BeautifulSoup4 のインストール

pip でインストール可能

pip install beautifulsoup4
pip install lxml

lxml は HTML パーサーであり, BeautifulSoup において内部的に使用される (lxml を使わない方法もあるが, lxml は高速なので特に理由がなければ使った方がよい)

パース

requests 等で取得した html のパースを行う

from bs4 import BeautifulSoup

soup = BeautifulSoup($HTML_STR, "lxml")

print(type(soup)) # <class 'bs4.BeautifulSoup'>

タグの抽出

BeautifulSoup では find や find_all を用いてタグの検索が可能
https://example.com に対する例は以下の通り

soup = BeautifulSoup("https://example.com", "lxml")

p_tag = soup.find("p")

p_tags = soup.find_all("p")

print("p_tag")
print(p_tag)

print("p_tags")
print(p_tags)

出力は以下の通り

p_tag
<p>This domain is for use in illustrative examples in documents. You may use this
    domain in literature without prior coordination or asking for permission.</p>

p_tags
[<p>This domain is for use in illustrative examples in documents. You may use this
    domain in literature without prior coordination or asking for permission.</p>, <p><a href="https://www.iana.org/domains/example">More information...</a></p>]
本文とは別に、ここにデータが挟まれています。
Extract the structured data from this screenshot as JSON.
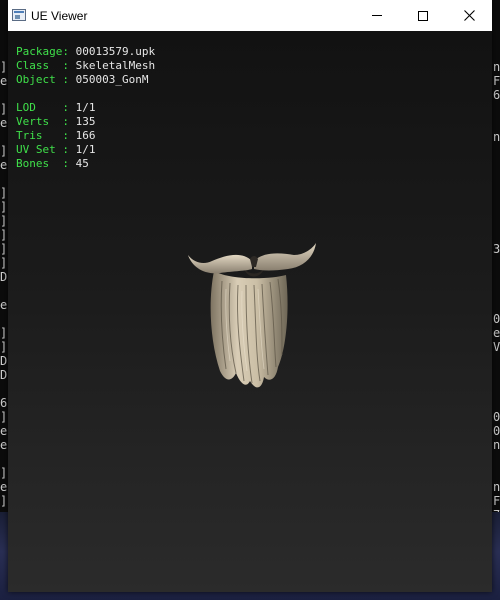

ファイル内に一つしか含まれないタグ (body など) に対しては find を, それ以外は基本的に find_all を用いる
返されるタグのオブジェクトの型は bs4.element.Tag

タグの解析

抽出したタグの持つ属性は辞書形式でアクセス可能 (型としては Dict ではない)

a_tag = soup.find("a")

print(a_tag["href"]) # 'https://www.iana.org/domains/example'

上記属性アクセス方法では keys のような属性の一括取得はできない
辞書としてすべての属性を調べたい場合は .attrs を用いる

print(a_tag.attrs) # {'href': 'https://www.iana.org/domains/example'}
print(type(a_tag.attrs)) # <class 'bs4.element.XMLAttributeDict'>

.attrs では辞書型のように keys などを用いることができる